Die Sportlerin hat nach eigenen Angaben einen Entführungsversuch durch belarussische Kräfte in Japan hinter sich. Ihr Fall hatte für internationale Empörung gesorgt. Nach Angaben der Athletin wollten belarussische Behörden sie zur vorzeitigen Rückkehr nach Minsk zwingen, weil sie Kritik an Sportfunktionären geübt hatte. Timanowskaja hatte sich daraufhin am Sonntag am Flughafen Haneda an die japanische Polizei gewandt.

Der 24-Jährigen geht es laut den Behörden in Polen gut, sie sei aber müde und auch nervös, hieß es. Am Donnerstag will sich Timanowskaja in Warschau voraussichtlich vor der Presse äußern. Ursprünglich war geplant gewesen, dass Timanowskaja aus Japan direkt nach Polen ausgeflogen wird. Doch sehr kurzfristig wurden die Reisepläne geändert - offenbar aus Sicherheitsgründen. Nach Angaben der russischen Nachrichtenagentur Tass ist die Entscheidung von der polnischen Botschaft getroffen worden, da auf dem ursprünglichen Flug auch mehrere ausländische Journalisten einen Platz gebucht hätten.

Bis zu ihrer Abreise am Mittwochmorgen hatte sich die Sprinterin in der polnischen Botschaft in Tokio aufgehalten. "Das polnische Außenministerium hat schon Kontakt mit mir aufgenommen, und auch der Leichtathletik-Verband hat mir Unterstützung zugesagt. Ich hoffe sehr, dass ich in Polen in Sicherheit sein werde", sagte Timanowskaja der Bild. Ein polnischer Regierungssprecher teilte nun mit, auch Timanowskajas aus Belarus geflüchteter Ehemann werde ein humanitäres Visum erhalten.

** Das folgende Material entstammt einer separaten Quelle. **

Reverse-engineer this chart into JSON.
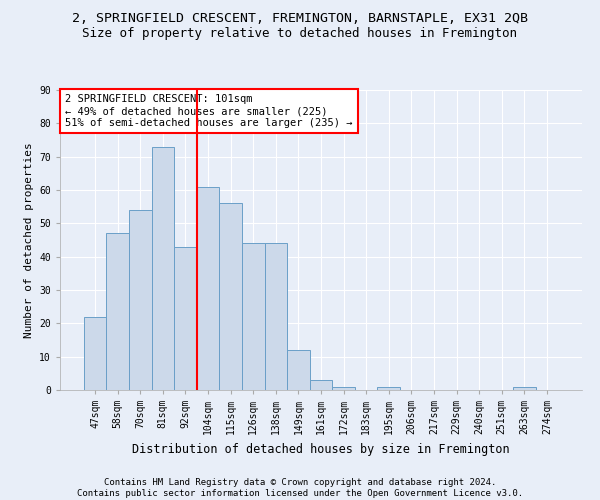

Das Internationale Olympische Komitee hat derweil eine Disziplinarkommission eingesetzt. Diese solle die Tatsachen in dem Skandal um die mutmaßlich von belarussischen Behörden versuchte Entführung der Leichtathletin aus Tokio feststellen, sagte IOC-Sprecher Mark Adams. Das Verfahren folgt auf die "formelle Untersuchung", die das IOC am Tag zuvor angekündigt hatte.

Maas: Regierung von Belarus ist moralisch und politisch bankrott

Verantworten sollen sich vor allem der Leichtathletik-Cheftrainer von Belarus und der stellvertretende Direktor des nationalen Trainingszentrums. Die beiden Funktionäre sollen diejenigen sein, die Timanowskaja in Tokio mitgeteilt haben, dass sie wegen kritischer Äußerungen in den sozialen Medien vorzeitig in ihre Heimat zurückkehren müsse. Welche Konsequenzen dem Nationalen Olympischen Komitee aus Belarus drohen, ist noch ungewiss. Athletenverbände hatten den sofortigen Ausschluss noch während der Spiele in Tokio gefordert.

Timanowskaja sagte der Bild, es sei ihr nicht um Politik gegangen. "Ich habe nur kritisiert, dass unsere Cheftrainer über das Staffellauf-Team entschieden haben, ohne sich mit den Sportlern zu beraten", erklärte sie. "Dass das solche Ausmaße annehmen und zu einem politischen Skandal werden kann, hätte ich nie gedacht."

Polens Ministerpräsident Mateusz Morawiecki attackierte die belarussische Staatsspitze um Machthaber Alexander Lukaschenko scharf. Er forderte, die "Aggression der belarussischen Sicherheitsdienste auf japanischem Gebiet" müsse auf "entschiedenen Widerspruch der internationalen Gemeinschaft stoßen". Bundesaußenminister Heiko Maas (SPD) kritisierte die Regierung von Belarus als politisch und moralisch bankrott.